I finished off the month reading African Psycho, which is obviously a parody on American Psycho but I think I enjoyed it more. Not because there was anything special about the novel, mainly because it was a very different book to what I expected. Half the book I felt was a struggle, and that seemed to be the author emulating that obsession found in American Psycho, but the ending really pulled the whole book together. Finally I ended the month on a low note, The Silence of the Girls, which was the book club pick for October. It was a boring retelling of the Trojan War told from the perspective of a female slave. There was so much potential in exploring the fears this woman might have faced but Pat Barker missed the opportunity.
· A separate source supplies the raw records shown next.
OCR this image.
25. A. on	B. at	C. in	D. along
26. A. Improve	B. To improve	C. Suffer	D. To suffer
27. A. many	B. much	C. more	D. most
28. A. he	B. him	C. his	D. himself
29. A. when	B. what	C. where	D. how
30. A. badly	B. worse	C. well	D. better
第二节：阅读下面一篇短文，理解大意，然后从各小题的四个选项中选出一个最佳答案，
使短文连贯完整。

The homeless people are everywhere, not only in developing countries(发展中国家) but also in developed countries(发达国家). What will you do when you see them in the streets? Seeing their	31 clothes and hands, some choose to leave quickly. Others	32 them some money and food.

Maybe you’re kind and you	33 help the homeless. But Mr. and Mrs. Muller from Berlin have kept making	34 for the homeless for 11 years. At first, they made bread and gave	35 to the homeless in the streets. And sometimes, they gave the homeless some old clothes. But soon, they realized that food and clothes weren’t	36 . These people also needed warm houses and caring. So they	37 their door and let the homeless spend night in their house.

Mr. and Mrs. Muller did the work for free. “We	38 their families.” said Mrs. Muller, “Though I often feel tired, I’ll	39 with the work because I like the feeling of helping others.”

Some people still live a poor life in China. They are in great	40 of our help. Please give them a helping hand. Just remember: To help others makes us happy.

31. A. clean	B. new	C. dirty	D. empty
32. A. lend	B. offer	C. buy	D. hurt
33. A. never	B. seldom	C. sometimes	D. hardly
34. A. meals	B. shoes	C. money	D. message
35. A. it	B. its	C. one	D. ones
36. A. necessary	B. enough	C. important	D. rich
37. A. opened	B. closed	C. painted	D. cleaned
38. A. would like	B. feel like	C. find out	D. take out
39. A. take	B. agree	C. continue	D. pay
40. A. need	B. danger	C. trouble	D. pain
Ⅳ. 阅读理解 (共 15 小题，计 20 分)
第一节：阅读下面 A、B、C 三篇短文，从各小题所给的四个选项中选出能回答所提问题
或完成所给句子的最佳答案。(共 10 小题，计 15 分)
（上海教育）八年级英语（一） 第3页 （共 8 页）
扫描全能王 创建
This was told from the first person perspective of the slave so we could hear her thoughts, but for the most part the author wrote lines like “I was scared” regarding a situating with nothing more. You know that old writing advice “show don’t tell”? Pat Barker should have listened to that advice. Just writing about this is making me angry and I have said more about this novel than the others because this will be the last time I put any effort into writing about The Silence of the Girls.

I mentioned that I am currently reading Comemadre and Disoriental. I also mentioned that I want to complete the National Book Awards longlist for translated literature, so I do need to mention that again. I have been feeling very motivated and I hope to take that opportunity to write more. I still have a few reviews to write but I also want to get back into BookTube. I love talking about literature and looking for as many ways to do so as possible. Have you seen The Literary Discord? For those who do not know, Discord is like a modern day forum, it was created mainly for games as a place to build communities, but other communities have utilised it as well, including me when I created The Literary Discord as another place to talk about literature. My plan to return to BookTube is to push myself to speak about books that do not get enough attention (translations). It is a way to practise speaking and develop my voice. I have this blog and my podcast that I am passionate about, I hope to be able to bring that same passion back to BookTube, because I lost it. I hope this new found energy continues for me and I hope you have all had a great reading month.